そう、そして何よりも大事なのがこの数年で積み上げてきた、おっ母を頂点とする、絶対君主的カーストの崩壊。ビールをこぼした野郎を張り倒し、チビ助の前でお下劣な言葉を放つ野郎を蹴り飛ばしてきた完全無欠のお仁王様、歩くわが家の六法全書、今さら失墜するわけにもいかず、これだけは守らなければいかんのでござる。
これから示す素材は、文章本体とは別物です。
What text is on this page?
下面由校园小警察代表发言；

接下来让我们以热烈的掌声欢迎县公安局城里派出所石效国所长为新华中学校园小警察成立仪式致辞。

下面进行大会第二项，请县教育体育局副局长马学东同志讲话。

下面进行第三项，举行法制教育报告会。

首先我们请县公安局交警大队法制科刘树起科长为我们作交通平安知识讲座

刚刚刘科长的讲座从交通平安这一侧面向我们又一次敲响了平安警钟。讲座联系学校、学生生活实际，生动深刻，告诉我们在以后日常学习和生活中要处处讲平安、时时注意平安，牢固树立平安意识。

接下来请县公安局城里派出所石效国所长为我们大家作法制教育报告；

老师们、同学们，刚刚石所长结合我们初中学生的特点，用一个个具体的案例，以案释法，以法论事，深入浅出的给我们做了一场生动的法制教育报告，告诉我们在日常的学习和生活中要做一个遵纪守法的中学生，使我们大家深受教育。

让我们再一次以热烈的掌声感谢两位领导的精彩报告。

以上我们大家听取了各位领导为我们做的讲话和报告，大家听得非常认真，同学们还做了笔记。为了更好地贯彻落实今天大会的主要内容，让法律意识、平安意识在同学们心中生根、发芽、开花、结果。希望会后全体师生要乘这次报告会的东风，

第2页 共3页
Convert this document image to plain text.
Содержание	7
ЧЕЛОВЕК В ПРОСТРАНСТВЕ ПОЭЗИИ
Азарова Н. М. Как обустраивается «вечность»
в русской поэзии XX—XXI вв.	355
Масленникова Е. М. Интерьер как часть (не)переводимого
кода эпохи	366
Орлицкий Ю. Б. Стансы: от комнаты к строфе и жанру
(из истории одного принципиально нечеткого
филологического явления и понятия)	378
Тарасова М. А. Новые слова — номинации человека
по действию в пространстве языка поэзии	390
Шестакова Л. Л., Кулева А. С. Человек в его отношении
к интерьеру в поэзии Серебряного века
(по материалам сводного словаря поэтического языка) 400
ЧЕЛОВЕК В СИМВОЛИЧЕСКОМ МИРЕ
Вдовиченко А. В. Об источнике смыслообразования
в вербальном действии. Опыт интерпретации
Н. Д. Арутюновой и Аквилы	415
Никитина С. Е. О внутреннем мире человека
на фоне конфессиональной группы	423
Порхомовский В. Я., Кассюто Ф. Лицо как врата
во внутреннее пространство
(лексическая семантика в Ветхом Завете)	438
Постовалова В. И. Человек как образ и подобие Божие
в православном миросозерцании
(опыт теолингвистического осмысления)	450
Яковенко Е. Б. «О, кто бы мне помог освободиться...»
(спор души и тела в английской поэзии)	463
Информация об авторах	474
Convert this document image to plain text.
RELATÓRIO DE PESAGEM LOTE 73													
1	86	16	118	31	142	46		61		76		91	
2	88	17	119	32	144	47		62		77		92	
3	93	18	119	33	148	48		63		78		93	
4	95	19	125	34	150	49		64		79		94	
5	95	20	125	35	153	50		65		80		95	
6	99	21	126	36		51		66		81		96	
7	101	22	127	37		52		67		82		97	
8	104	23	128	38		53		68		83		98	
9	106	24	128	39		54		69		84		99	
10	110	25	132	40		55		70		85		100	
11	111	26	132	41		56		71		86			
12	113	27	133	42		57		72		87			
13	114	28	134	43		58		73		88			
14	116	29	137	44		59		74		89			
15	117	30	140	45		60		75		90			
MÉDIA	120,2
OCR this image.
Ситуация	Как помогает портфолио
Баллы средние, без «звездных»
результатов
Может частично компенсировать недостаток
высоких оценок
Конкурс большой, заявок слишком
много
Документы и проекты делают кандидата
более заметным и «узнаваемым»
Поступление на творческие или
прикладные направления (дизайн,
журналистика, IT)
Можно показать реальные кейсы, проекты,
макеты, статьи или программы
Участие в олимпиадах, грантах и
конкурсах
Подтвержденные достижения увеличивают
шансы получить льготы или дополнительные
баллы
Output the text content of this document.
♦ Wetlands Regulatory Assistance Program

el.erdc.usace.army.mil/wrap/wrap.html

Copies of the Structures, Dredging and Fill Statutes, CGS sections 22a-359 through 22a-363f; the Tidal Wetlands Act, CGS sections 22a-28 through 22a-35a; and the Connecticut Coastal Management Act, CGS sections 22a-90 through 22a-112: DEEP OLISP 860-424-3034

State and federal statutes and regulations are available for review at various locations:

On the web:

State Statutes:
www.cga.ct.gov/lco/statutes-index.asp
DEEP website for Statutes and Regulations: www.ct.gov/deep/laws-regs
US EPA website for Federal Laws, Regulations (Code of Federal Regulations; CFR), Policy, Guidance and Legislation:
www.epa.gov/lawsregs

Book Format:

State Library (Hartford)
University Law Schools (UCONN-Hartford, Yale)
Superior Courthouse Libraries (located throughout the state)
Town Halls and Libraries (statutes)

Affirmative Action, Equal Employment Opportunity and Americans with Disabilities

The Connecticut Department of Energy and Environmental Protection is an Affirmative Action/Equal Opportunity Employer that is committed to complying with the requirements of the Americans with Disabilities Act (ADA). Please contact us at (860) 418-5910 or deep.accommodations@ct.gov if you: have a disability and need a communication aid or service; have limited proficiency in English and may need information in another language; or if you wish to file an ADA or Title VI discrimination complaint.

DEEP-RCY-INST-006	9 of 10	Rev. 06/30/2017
野郎が作るチャーハンが男のロマンなら、おっ母の作るチャーハンはおなごの意地。ロマンを追うなら男らしくゲンコツで勝負、人に教わるのではなくてめえで何とかするんだな、とキレッキレの決めゼリフで野郎共を一蹴。
でも大丈夫、投げっぱなしジャーマンな対応でハートブレイクしちゃってる野郎共に捧ぐ。狭い世界で生きずにもっと回りをよく見ろ。自分で作れなくても、世の中には野郎が欲する本物のチャーハンがある。
探してみろ、見えていないだけだ。ガツンと男のたましいを揺さぶる渾身の一撃、そんな熱く燃えたぎる、うなるぐれえ旨いチャーハンが本当にあるんだよ。